# Cannondale Flash - Geometrie/Rahmengrösse



## iazgea (14. September 2010)

bitte gebt mir mal einen Tipp zur Rahmengrösse des Cannondale Flash. Nachdem es doch eine gewaltige Investition ist, sollte die Rahmengrösse schon passen. Ich bin 167 cm klein und habe eine Schrittlänge von 79 cm. Welche Rahmengrösse muss ich nehmen?

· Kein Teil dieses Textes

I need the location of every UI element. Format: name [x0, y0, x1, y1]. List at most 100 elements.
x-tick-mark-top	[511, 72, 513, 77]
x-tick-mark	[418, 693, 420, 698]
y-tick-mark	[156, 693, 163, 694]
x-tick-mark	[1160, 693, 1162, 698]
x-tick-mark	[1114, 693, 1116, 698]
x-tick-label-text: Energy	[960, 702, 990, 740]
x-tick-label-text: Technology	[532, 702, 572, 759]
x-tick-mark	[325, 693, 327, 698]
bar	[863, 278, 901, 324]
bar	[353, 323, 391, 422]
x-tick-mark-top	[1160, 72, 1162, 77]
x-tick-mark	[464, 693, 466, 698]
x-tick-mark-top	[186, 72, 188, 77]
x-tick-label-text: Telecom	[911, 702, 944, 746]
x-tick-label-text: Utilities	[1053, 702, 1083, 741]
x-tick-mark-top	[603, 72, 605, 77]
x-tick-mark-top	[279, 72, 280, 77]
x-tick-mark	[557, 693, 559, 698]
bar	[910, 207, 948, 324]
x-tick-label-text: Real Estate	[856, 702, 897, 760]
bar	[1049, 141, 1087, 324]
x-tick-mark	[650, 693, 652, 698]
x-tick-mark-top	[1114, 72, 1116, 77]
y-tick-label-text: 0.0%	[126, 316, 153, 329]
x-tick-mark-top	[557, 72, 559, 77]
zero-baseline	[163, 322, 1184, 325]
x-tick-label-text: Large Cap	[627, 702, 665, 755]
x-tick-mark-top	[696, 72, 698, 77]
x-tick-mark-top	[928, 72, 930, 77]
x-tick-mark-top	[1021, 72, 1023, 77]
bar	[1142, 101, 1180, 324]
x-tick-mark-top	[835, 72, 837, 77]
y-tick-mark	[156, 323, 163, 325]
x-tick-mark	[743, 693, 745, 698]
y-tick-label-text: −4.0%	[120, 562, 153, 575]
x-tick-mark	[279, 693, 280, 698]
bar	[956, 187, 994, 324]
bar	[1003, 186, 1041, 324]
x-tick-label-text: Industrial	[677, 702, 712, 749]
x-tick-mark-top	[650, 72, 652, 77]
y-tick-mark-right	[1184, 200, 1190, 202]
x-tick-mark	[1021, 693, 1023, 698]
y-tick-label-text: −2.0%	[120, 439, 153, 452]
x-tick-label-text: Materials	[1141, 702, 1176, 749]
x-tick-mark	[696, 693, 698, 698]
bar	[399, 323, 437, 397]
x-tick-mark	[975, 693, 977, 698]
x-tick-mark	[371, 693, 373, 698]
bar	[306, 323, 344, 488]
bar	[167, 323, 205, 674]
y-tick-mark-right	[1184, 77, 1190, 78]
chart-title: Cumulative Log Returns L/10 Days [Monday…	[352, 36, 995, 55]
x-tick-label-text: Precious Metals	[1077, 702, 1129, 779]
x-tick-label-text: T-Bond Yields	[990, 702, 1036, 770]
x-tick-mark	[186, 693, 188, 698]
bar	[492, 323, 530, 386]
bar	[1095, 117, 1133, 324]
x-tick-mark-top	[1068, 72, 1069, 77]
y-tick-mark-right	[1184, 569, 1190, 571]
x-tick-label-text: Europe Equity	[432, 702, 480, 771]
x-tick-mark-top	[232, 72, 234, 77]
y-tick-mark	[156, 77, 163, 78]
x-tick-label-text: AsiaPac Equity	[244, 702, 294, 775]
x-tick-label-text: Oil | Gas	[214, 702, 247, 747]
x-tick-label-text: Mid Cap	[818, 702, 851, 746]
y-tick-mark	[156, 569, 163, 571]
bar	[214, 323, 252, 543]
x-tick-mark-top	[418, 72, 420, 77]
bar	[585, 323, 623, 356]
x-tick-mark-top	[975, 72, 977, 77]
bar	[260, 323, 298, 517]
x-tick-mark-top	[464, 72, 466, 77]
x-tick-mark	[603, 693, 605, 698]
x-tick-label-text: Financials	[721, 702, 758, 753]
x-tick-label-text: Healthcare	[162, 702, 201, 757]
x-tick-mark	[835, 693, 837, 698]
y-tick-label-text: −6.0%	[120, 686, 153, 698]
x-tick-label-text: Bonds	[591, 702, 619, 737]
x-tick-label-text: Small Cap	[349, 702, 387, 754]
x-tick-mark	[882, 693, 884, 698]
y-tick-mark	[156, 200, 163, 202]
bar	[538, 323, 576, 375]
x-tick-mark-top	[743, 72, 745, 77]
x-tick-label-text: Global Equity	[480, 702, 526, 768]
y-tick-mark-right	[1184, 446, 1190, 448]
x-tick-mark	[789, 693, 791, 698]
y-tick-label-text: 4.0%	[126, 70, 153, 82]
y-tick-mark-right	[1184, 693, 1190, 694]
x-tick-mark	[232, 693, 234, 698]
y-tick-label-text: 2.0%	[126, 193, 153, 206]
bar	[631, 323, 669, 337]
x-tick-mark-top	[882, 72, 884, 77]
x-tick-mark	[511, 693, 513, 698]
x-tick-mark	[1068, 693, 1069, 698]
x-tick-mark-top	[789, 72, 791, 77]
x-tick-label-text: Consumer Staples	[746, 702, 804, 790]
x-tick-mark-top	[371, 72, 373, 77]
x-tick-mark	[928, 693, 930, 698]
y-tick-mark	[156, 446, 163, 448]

Werde aus der Homepage von Cannondale nicht schlau bzw es werden keine Maßangaben angezeigt.....
danke schon mals


----------



## Schwimmer (14. September 2010)

Hallo iazgea,

ich würde an Deiner Stelle das Flash in S Probe fahren ...
... Du kannst ja zum Vergleich auf das M sitzen und wirst vermutlich sehr schnell feststellen welches besser passt ...


... unter Geo findest Du die Rahmenabmessungen ...

http://www.cannondale.com/deu/deu/Products/Bikes/Mountain/Hardtail/Flash/Details/2297-0FS1-F1


----------



## MTB-News.de




----------



## brösmeli (15. September 2010)

Hallo
Ich bin 176 cm gross und habe schrittlänge 83 cm. 
Ich habe mir ein m bestellt.


----------



## earlofwine (15. September 2010)

iazgea schrieb:


> bitte gebt mir mal einen Tipp zur Rahmengrösse des Cannondale Flash. Nachdem es doch eine gewaltige Investition ist, sollte die Rahmengrösse schon passen. Ich bin 167 cm klein und habe eine Schrittlänge von 79 cm. Welche Rahmengrösse muss ich nehmen? Werde aus der Homepage von Cannondale nicht schlau bzw es werden keine Maßangaben angezeigt.....
> danke schon mals



Würde auch schwer auf S tippen, aber:
- bist du schon Lefty gefahren bisher?
- welche Sattelüberhöhung fährst du normalerweise?

Durch die gleichbleibende Einbaulänge der Lefty und somit im Vergleich sehr lange Steuerrohre bei kleinen Rahmen, ist die Front um einiges höher.

Unbedingt probefahren!


----------



## iazgea (15. September 2010)

Also ich bin noch nie lefty gefahren, habe zur zeit ein scott genius in grösse m und hatte ein s-works stumpjumper in grösse m, beide kamen mir etwas zu groß vor.....das "horizontal top tube" ist bei flash, genius und s-works ungefähr gleich, beim seat tube lenght aber ist das flash doch wesentlich kürzer.......


----------



## Schwimmer (15. September 2010)

iazgea schrieb:


> Also ich bin noch nie lefty gefahren, habe zur zeit ein scott genius in grösse m und hatte ein s-works stumpjumper in grösse m, beide kamen mir etwas zu groß vor.....das "horizontal top tube" ist bei flash, genius und s-works ungefähr gleich, beim seat tube lenght aber ist das flash doch wesentlich kürzer.......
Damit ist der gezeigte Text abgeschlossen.